Pour certains membres du Hezbollah, ce discours n’a pas de message caché ni de lien avec le Liban. " À chaque fois que le guide suprême en a l’opportunité, le guide suprême souhaite rappeler son soutien à la résistance au Liban et en Palestine, ce n’est pas quelque chose de nouveau ", affirme M. Sahili, député membre du Hezbollah. Selon lui, ce n’est pas une intervention dans les affaires internes du pays. " L’Iran ne se mêle pas de la politique libanaise et n’a aucune influence sur les élections présidentielles. D’ailleurs c’est souvent l’Iran qui sollicite le Hezbollah pour les affaires régionales et non pas le contraire ", insiste-t-il.

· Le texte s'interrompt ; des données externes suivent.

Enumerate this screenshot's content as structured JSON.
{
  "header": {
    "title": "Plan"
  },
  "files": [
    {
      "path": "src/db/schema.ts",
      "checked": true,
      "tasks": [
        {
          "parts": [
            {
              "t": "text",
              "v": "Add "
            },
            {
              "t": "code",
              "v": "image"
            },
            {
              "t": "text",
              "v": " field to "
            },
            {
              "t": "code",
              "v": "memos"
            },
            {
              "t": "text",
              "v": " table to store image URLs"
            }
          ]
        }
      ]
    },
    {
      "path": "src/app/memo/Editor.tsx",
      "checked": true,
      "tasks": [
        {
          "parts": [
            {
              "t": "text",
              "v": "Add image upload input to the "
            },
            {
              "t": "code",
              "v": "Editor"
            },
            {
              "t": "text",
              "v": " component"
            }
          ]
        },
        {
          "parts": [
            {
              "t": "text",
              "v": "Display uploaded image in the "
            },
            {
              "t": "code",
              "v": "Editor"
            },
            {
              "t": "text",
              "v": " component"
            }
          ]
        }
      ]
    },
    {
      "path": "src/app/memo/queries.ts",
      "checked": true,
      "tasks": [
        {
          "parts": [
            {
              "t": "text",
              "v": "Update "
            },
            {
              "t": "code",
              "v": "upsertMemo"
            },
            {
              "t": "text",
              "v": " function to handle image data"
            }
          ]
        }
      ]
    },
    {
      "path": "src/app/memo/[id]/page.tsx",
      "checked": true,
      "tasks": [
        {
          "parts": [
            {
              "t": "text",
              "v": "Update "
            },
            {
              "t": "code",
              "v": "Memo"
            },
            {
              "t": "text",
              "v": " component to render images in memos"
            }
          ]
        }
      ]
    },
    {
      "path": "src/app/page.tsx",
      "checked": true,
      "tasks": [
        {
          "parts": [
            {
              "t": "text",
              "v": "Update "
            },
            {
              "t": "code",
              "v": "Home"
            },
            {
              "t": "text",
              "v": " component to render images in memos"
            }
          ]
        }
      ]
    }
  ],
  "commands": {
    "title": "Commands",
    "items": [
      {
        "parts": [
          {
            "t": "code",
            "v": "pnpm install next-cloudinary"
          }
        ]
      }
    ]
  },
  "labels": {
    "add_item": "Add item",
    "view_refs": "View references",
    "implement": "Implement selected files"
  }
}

Pour Kassem Kassir, journaliste et chercheur pro-Hezbollah, le discours du guide suprême est pourtant porteur de message. " A travers cette intervention télévisée, l’Ayatollah Ali Khamenei a voulu amortir l’impact de la campagne menée contre l’Iran à l’intérieur du pays comme à l’extérieur ", explique M. Kassem Kassir. Il s’accorde à dire que c’est une manière de réaffirmer le pouvoir de l’Iran à un niveau régional face aux pressions américano-israéliennes. Tout en dédouanant la République islamique de toute ingérence au pays des Cèdres. " Ces propos n’ont pas de lien avec la situation politique au Liban et le dossier de la présidentielle est lié aux évolutions en interne.  Le Hezbollah a toujours appelé au dialogue et à l’entente entre tous les partis ", précise M. Kassir. Le journaliste n’a pas souhaité s’étendre sur la relation qu’entretient le Hezbollah avec l’Iran. " Elle est bien connue depuis la création du parti ", évoque-t-il. Comme le rôle de l’Iran dans la région est connu. L’Iran soutient les forces de la résistance que certains considèrent comme ingérence mais que d’autres voient comme un soutien infaillible, conclut-il.

L’Iran affaibli, le Hezbollah pourrait-il opter pour le prélude d’une guerre civile comme lors du 7 mai 2008 s’il sent qu’il n’a plus d’autres choix et plus rien à perdre ? Sachant que toute décision qu’il prendra, aura des conséquences graves sur l’avenir du parti et du pays.